ドアの向こうで何やら言っているような気がするが聞こえません。
保険は掛けましたし、出かけますか。
いざ、外の世界へ!

長い長い階段を抜けると、そこは不思議の国であった。
顔のない人々が行きかい、時間帯がランダムに訪れ、ルールに縛られたワンダーワールド。
テンションの高まりを抑えきれなくなった私は、とりあえずホッピングした。
「きゃほーーーっ!!」
いきなり奇声をあげた私を奇異の目で見る人もいますが、だって、叫ばずにはいられないんですから!

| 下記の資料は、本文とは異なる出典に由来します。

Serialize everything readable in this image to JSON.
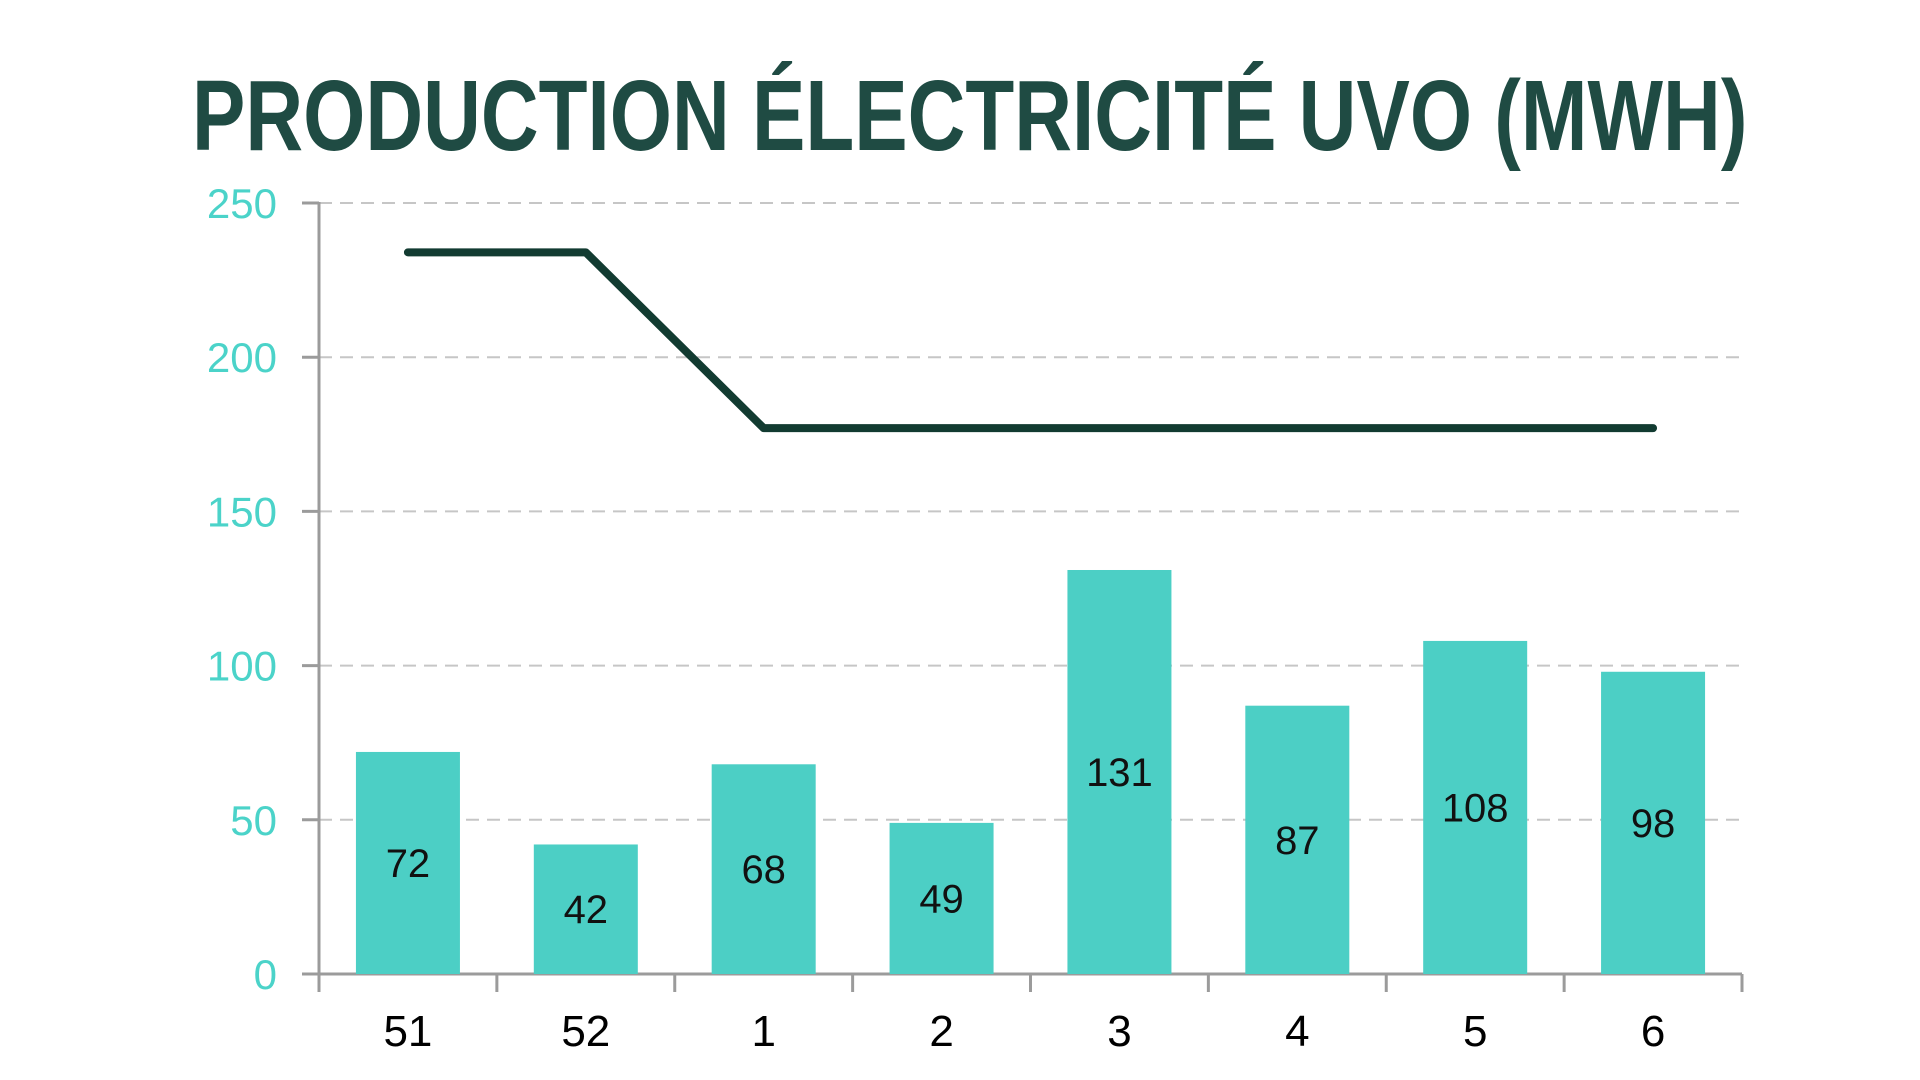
{
  "page": {
    "background": "#FFFFFF"
  },
  "chart_data": {
    "type": "bar",
    "title": "PRODUCTION ÉLECTRICITÉ UVO (MWH)",
    "categories": [
      "51",
      "52",
      "1",
      "2",
      "3",
      "4",
      "5",
      "6"
    ],
    "series": [
      {
        "name": "production-bars",
        "type": "bar",
        "values": [
          72,
          42,
          68,
          49,
          131,
          87,
          108,
          98
        ],
        "color": "#4CCFC5",
        "data_labels": true
      },
      {
        "name": "reference-line",
        "type": "line",
        "values": [
          234,
          234,
          177,
          177,
          177,
          177,
          177,
          177
        ],
        "color": "#123B31"
      }
    ],
    "xlabel": "",
    "ylabel": "",
    "ylim": [
      0,
      250
    ],
    "yticks": [
      0,
      50,
      100,
      150,
      200,
      250
    ],
    "grid": "horizontal-dashed",
    "legend": "none",
    "colors": {
      "title": "#1F4B43",
      "ytick_labels": "#4BD3C9",
      "xtick_labels": "#000000",
      "bar_labels": "#111111",
      "gridline": "#C6C6C6",
      "axis": "#9B9B9B",
      "background": "#FFFFFF"
    }
  }
}
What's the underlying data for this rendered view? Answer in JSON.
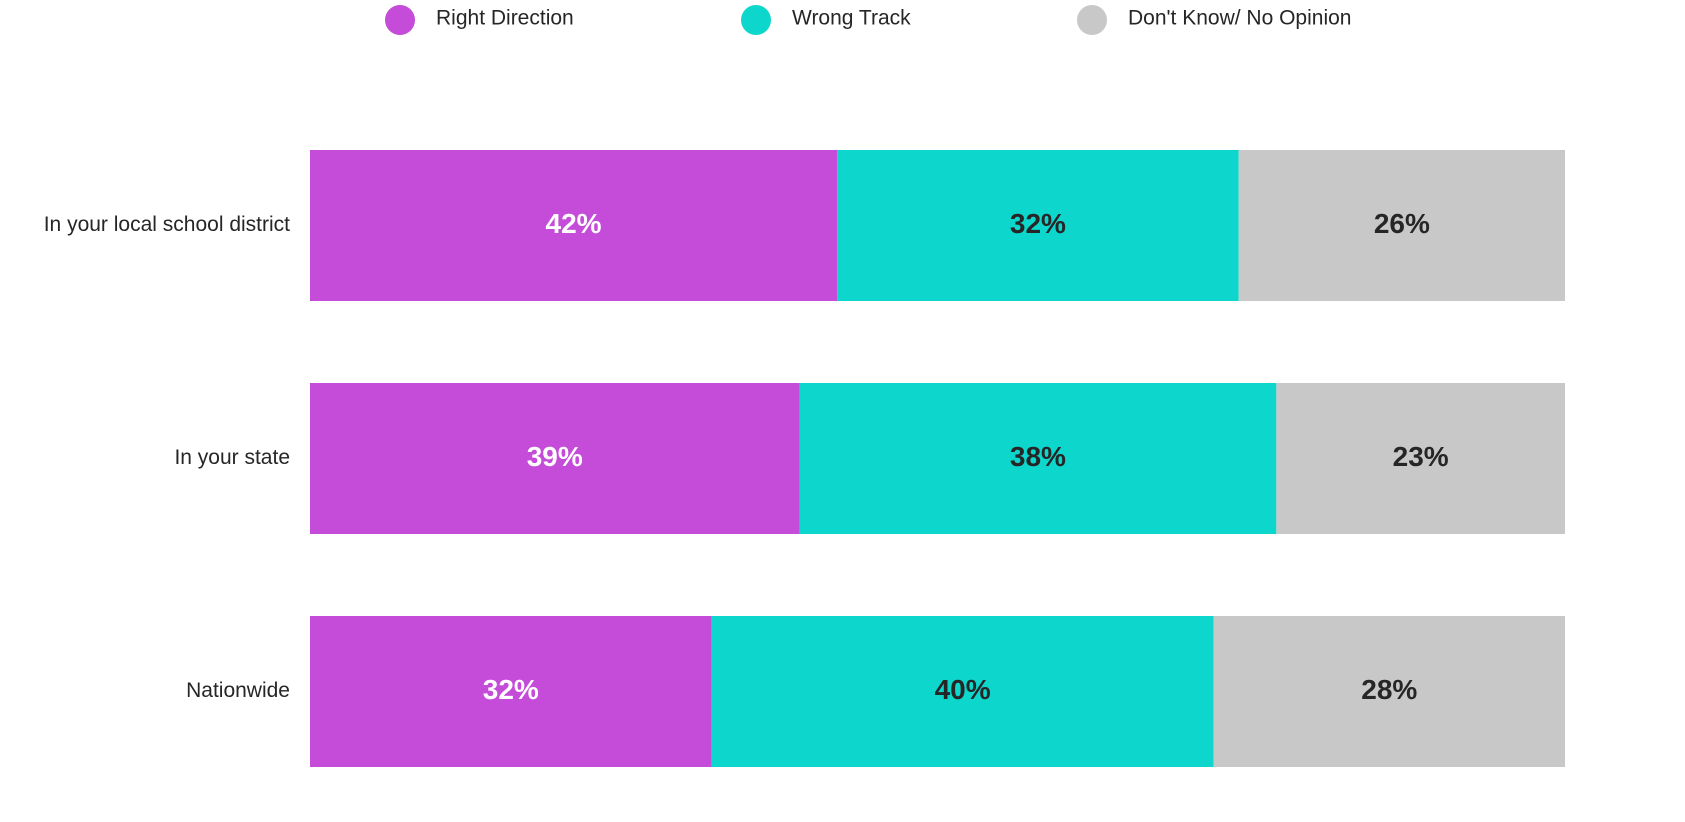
{
  "chart_data": {
    "type": "stacked_bar_horizontal",
    "categories": [
      "In your local school district",
      "In your state",
      "Nationwide"
    ],
    "series": [
      {
        "name": "Right Direction",
        "color": "#c44cd9",
        "label_color": "#ffffff",
        "values": [
          42,
          39,
          32
        ],
        "value_labels": [
          "42%",
          "39%",
          "32%"
        ]
      },
      {
        "name": "Wrong Track",
        "color": "#0dd6cc",
        "label_color": "#262626",
        "values": [
          32,
          38,
          40
        ],
        "value_labels": [
          "32%",
          "38%",
          "40%"
        ]
      },
      {
        "name": "Don't Know/ No Opinion",
        "color": "#c8c8c8",
        "label_color": "#262626",
        "values": [
          26,
          23,
          28
        ],
        "value_labels": [
          "26%",
          "23%",
          "28%"
        ]
      }
    ],
    "xlim": [
      0,
      100
    ],
    "legend": "top"
  }
}
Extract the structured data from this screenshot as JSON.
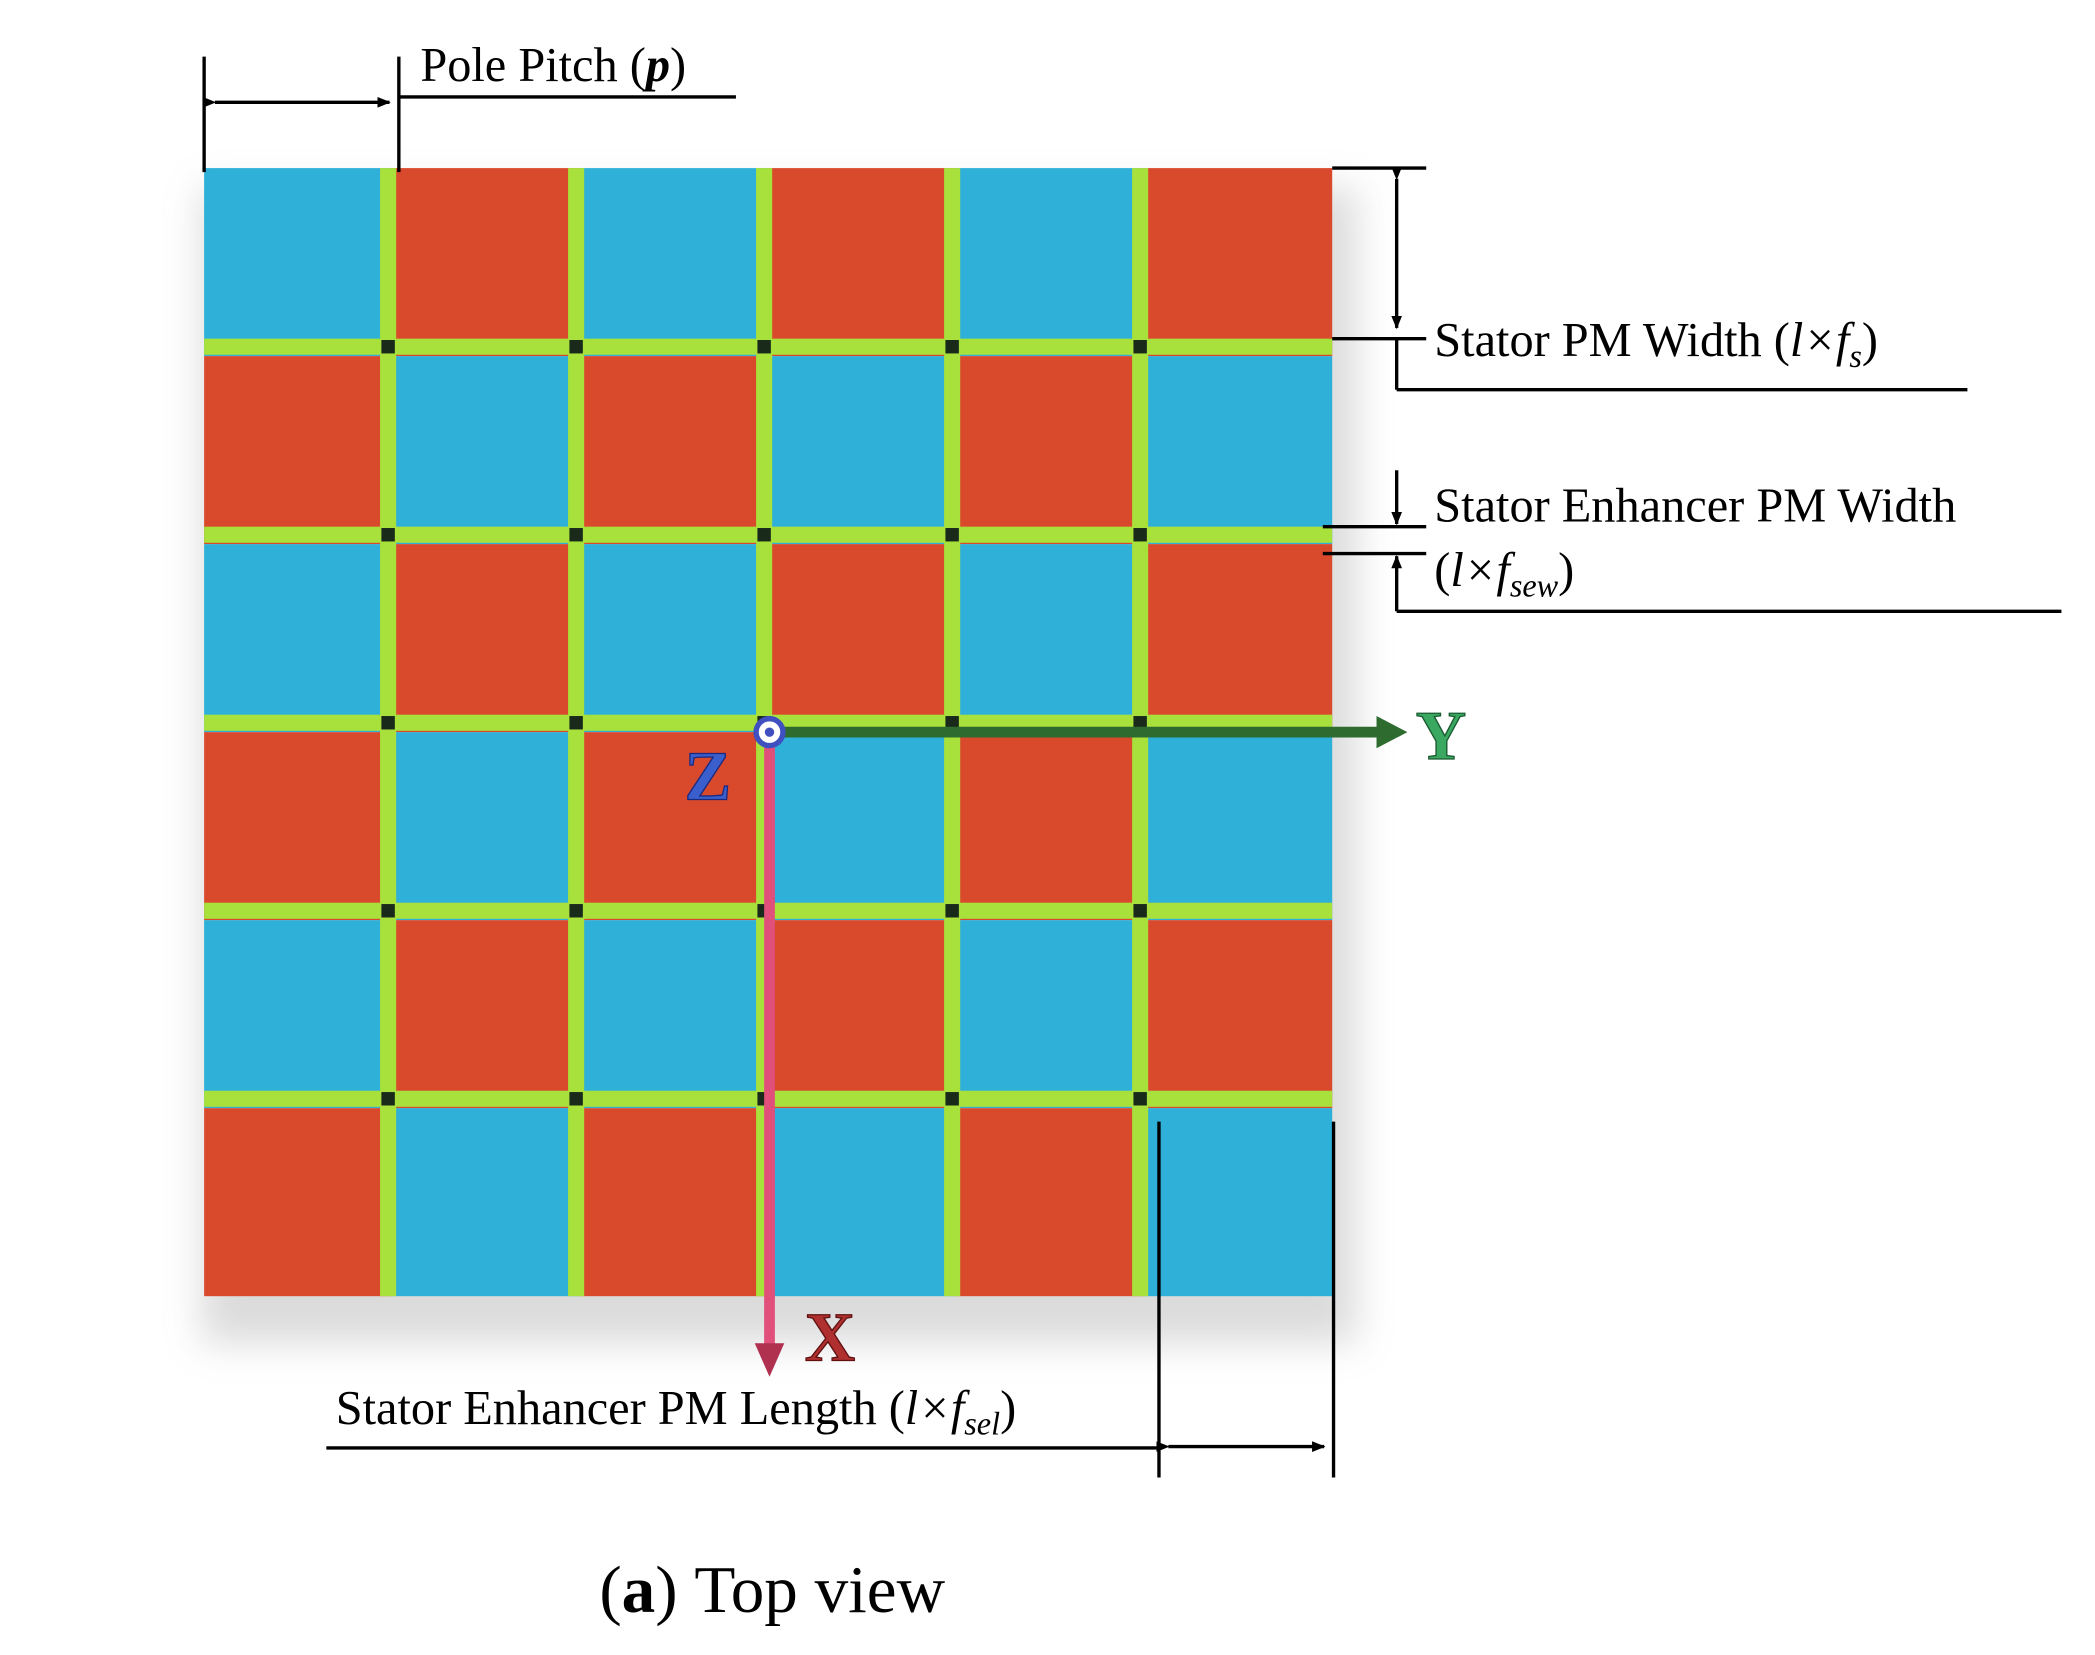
{
  "pole_pitch": {
    "text": "Pole Pitch (",
    "var": "p",
    "close": ")"
  },
  "stator_pm_width": {
    "text": "Stator PM Width (",
    "var": "l×f",
    "sub": "s",
    "close": ")"
  },
  "enhancer_width": {
    "line1": "Stator Enhancer PM Width",
    "open": "(",
    "var": "l×f",
    "sub": "sew",
    "close": ")"
  },
  "enhancer_length": {
    "text": "Stator Enhancer PM Length (",
    "var": "l×f",
    "sub": "sel",
    "close": ")"
  },
  "axes": {
    "x": "X",
    "y": "Y",
    "z": "Z"
  },
  "caption": {
    "letter": "a",
    "text": "Top view",
    "open": "(",
    "close": ")"
  }
}
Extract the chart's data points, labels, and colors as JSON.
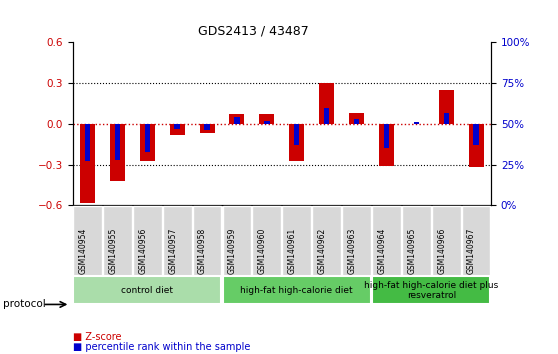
{
  "title": "GDS2413 / 43487",
  "samples": [
    "GSM140954",
    "GSM140955",
    "GSM140956",
    "GSM140957",
    "GSM140958",
    "GSM140959",
    "GSM140960",
    "GSM140961",
    "GSM140962",
    "GSM140963",
    "GSM140964",
    "GSM140965",
    "GSM140966",
    "GSM140967"
  ],
  "zscore": [
    -0.58,
    -0.42,
    -0.27,
    -0.08,
    -0.07,
    0.07,
    0.07,
    -0.27,
    0.3,
    0.08,
    -0.31,
    0.0,
    0.25,
    -0.32
  ],
  "percentile": [
    0.27,
    0.28,
    0.33,
    0.47,
    0.46,
    0.54,
    0.52,
    0.37,
    0.6,
    0.53,
    0.35,
    0.51,
    0.57,
    0.37
  ],
  "zscore_color": "#cc0000",
  "percentile_color": "#0000cc",
  "ylim_left": [
    -0.6,
    0.6
  ],
  "ylim_right": [
    0,
    100
  ],
  "yticks_left": [
    -0.6,
    -0.3,
    0.0,
    0.3,
    0.6
  ],
  "yticks_right": [
    0,
    25,
    50,
    75,
    100
  ],
  "ytick_labels_right": [
    "0%",
    "25%",
    "50%",
    "75%",
    "100%"
  ],
  "groups": [
    {
      "label": "control diet",
      "start": 0,
      "end": 4,
      "color": "#aaddaa"
    },
    {
      "label": "high-fat high-calorie diet",
      "start": 5,
      "end": 9,
      "color": "#66cc66"
    },
    {
      "label": "high-fat high-calorie diet plus\nresveratrol",
      "start": 10,
      "end": 13,
      "color": "#44bb44"
    }
  ],
  "group_row_label": "protocol",
  "legend_zscore": "Z-score",
  "legend_pct": "percentile rank within the sample",
  "bar_width": 0.5,
  "pct_bar_width": 0.18
}
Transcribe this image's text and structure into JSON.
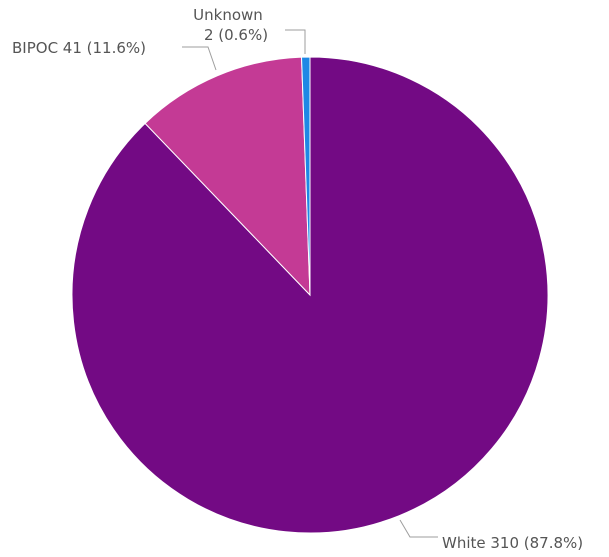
{
  "chart_data": {
    "type": "pie",
    "title": "",
    "slices": [
      {
        "label": "White",
        "value": 310,
        "percent": 87.8,
        "color": "#730a84",
        "text": "White 310 (87.8%)"
      },
      {
        "label": "BIPOC",
        "value": 41,
        "percent": 11.6,
        "color": "#c43a95",
        "text": "BIPOC 41 (11.6%)"
      },
      {
        "label": "Unknown",
        "value": 2,
        "percent": 0.6,
        "color": "#1e88e5",
        "text_lines": [
          "Unknown",
          "2 (0.6%)"
        ]
      }
    ],
    "start_angle_deg": 0,
    "direction": "clockwise",
    "legend": "none"
  }
}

――なるほど顔がないですね! 表情が読み取りにくいといいますか。
私はすっとユリウスからもらった(勝手に取ってきた)紙とペンを取り出す。
――『役なしの顔について』
――『視覚的に見えないわけではなく、ただ印象が薄いだけ。表情の読み取りが難しい』
通り過ぎる人の顔について、思ったこと、考えたことを素直に書いていく。
ある程度紙が埋まったところで、私は時計塔広場にあるお店を見て回った。
どこかに地図とかあると有難いんですが、やはり引っ越しで地殻変動してしまうから、商売的に成り立たないんでしょうか……。
見つけたら是非お買い上げしたいです。
そこまで考え、ふと私は思い出した。
私がいま一文無しであることを。
――何か収入減を見つけなくてはいけませんね。
アリスはユリウスさんの仕事を手伝うことで、収入を得ていた。
――やっぱりユリウスさんのお手伝いが手っ取り早いですけれど……。
働くということはその分、調査に充てられる時間が少なくなるわけである。
それは少し考えものであった。
――どこかにいい仕事落ちていませんかね……。
――アリスをストーカーしたらお給料とか……。
――……、あ。
なんていいことを思いついてしまったのでしょうか!
私は思わずにやりと笑い、頭に浮かんだ計画を実行するときを待ちのぞんだ。